Standard Vs Floating Bots

Taken from the following article

Types of Robots

According to the Robot/Machine Interaction

  • Standard Robot - works on a single Standard Machine only, namely the one defined when creating it. This is ideal for the scenario in which a user always works on the same machine.
  • Floating Robot - works on any machine defined in Orchestrator, be it Standard or Template, as the machine name is not relevant when creating it. Only Attended and Development Robots can be floating, and as such, they become licensed automatically when you open the Robot tray. These types of Robots only work with Active Directory users and are useful if the machine you want to add a Robot to has a different name each time it is spawned, such as for Non-Persistent VDIs. Same goes for hotseat environments, where different people are working in shifts on the same computer.

Example:
Let’s say you have an environment with 8 users working on non-persistent virtual desktops.
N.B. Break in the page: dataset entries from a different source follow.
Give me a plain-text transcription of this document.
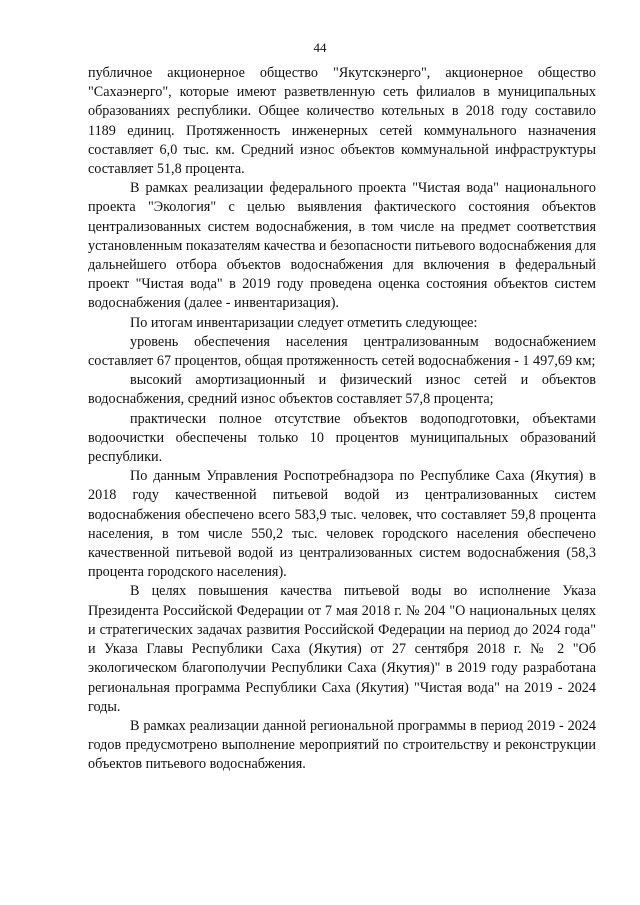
44

публичное акционерное общество "Якутскэнерго", акционерное общество "Сахаэнерго", которые имеют разветвленную сеть филиалов в муниципальных образованиях республики. Общее количество котельных в 2018 году составило 1189 единиц. Протяженность инженерных сетей коммунального назначения составляет 6,0 тыс. км. Средний износ объектов коммунальной инфраструктуры составляет 51,8 процента.

В рамках реализации федерального проекта "Чистая вода" национального проекта "Экология" с целью выявления фактического состояния объектов централизованных систем водоснабжения, в том числе на предмет соответствия установленным показателям качества и безопасности питьевого водоснабжения для дальнейшего отбора объектов водоснабжения для включения в федеральный проект "Чистая вода" в 2019 году проведена оценка состояния объектов систем водоснабжения (далее - инвентаризация).

По итогам инвентаризации следует отметить следующее:

уровень обеспечения населения централизованным водоснабжением составляет 67 процентов, общая протяженность сетей водоснабжения - 1 497,69 км;

высокий амортизационный и физический износ сетей и объектов водоснабжения, средний износ объектов составляет 57,8 процента;

практически полное отсутствие объектов водоподготовки, объектами водоочистки обеспечены только 10 процентов муниципальных образований республики.

По данным Управления Роспотребнадзора по Республике Саха (Якутия) в 2018 году качественной питьевой водой из централизованных систем водоснабжения обеспечено всего 583,9 тыс. человек, что составляет 59,8 процента населения, в том числе 550,2 тыс. человек городского населения обеспечено качественной питьевой водой из централизованных систем водоснабжения (58,3 процента городского населения).

В целях повышения качества питьевой воды во исполнение Указа Президента Российской Федерации от 7 мая 2018 г. № 204 "О национальных целях и стратегических задачах развития Российской Федерации на период до 2024 года" и Указа Главы Республики Саха (Якутия) от 27 сентября 2018 г. № 2 "Об экологическом благополучии Республики Саха (Якутия)" в 2019 году разработана региональная программа Республики Саха (Якутия) "Чистая вода" на 2019 - 2024 годы.

В рамках реализации данной региональной программы в период 2019 - 2024 годов предусмотрено выполнение мероприятий по строительству и реконструкции объектов питьевого водоснабжения.
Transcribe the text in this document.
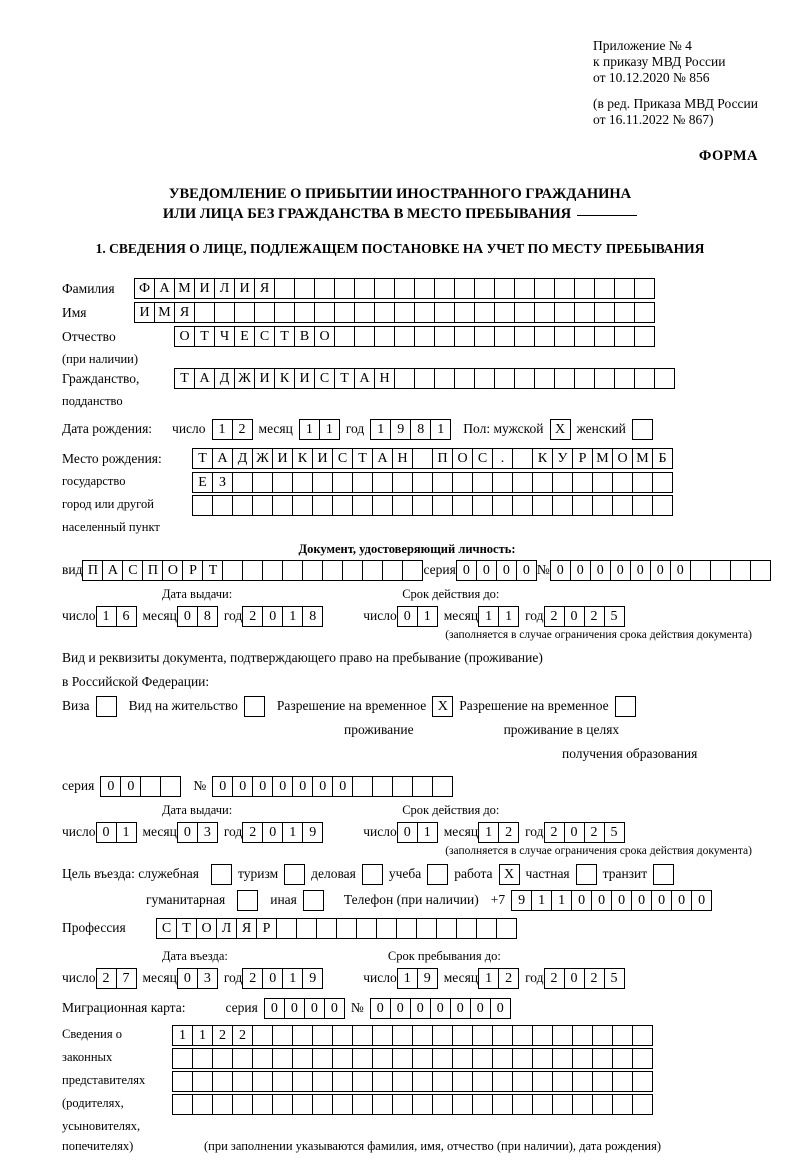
Приложение № 4
к приказу МВД России
от 10.12.2020 № 856
(в ред. Приказа МВД России
от 16.11.2022 № 867)
ФОРМА
УВЕДОМЛЕНИЕ О ПРИБЫТИИ ИНОСТРАННОГО ГРАЖДАНИНА
ИЛИ ЛИЦА БЕЗ ГРАЖДАНСТВА В МЕСТО ПРЕБЫВАНИЯ
1. СВЕДЕНИЯ О ЛИЦЕ, ПОДЛЕЖАЩЕМ ПОСТАНОВКЕ НА УЧЕТ ПО МЕСТУ ПРЕБЫВАНИЯ
Фамилия	Ф А М И Л И Я
Имя	И М Я
Отчество	О Т Ч Е С Т В О
(при наличии)
Гражданство,	Т А Д Ж И К И С Т А Н
подданство
Дата рождения: число 1 2 месяц 1 1 год 1 9 8 1	Пол: мужской X женский
Место рождения:	Т А Д Ж И К И С Т А Н	П О С .	К У Р М О М Б
государство	Е З
город или другой
населенный пункт
Документ, удостоверяющий личность:
вид П А С П О Р Т	серия 0 0 0 0 № 0 0 0 0 0 0 0
Дата выдачи:	Срок действия до:
число 1 6 месяц 0 8 год 2 0 1 8	число 0 1 месяц 1 1 год 2 0 2 5
(заполняется в случае ограничения срока действия документа)
Вид и реквизиты документа, подтверждающего право на пребывание (проживание)
в Российской Федерации:
Виза	Вид на жительство	Разрешение на временное X Разрешение на временное
проживание	проживание в целях
получения образования
серия 0 0	№ 0 0 0 0 0 0 0
Дата выдачи:	Срок действия до:
число 0 1 месяц 0 3 год 2 0 1 9	число 0 1 месяц 1 2 год 2 0 2 5
(заполняется в случае ограничения срока действия документа)
Цель въезда: служебная	туризм деловая учеба работа X частная транзит
гуманитарная	иная	Телефон (при наличии) +7 9 1 1 0 0 0 0 0 0 0
Профессия	С Т О Л Я Р
Дата въезда:	Срок пребывания до:
число 2 7 месяц 0 3 год 2 0 1 9	число 1 9 месяц 1 2 год 2 0 2 5
Миграционная карта:	серия 0 0 0 0 № 0 0 0 0 0 0 0
Сведения о	1 1 2 2
законных
представителях
(родителях,
усыновителях,
попечителях)	(при заполнении указываются фамилия, имя, отчество (при наличии), дата рождения)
Machine allocation is done randomly, so one user can be allocated any of the available machines in the VDI.

  • In the standard scenario, you would have to define a Robot for each user/machine combination. For a VDI with 8 machines that means 64 Robots.
  • In the floating scenario, you only need to define one machine template and 8 Floating Robots (one for each user). The template persists across your entire VDI such that each of the users can connect to their Robots using one key, the Machine Template key.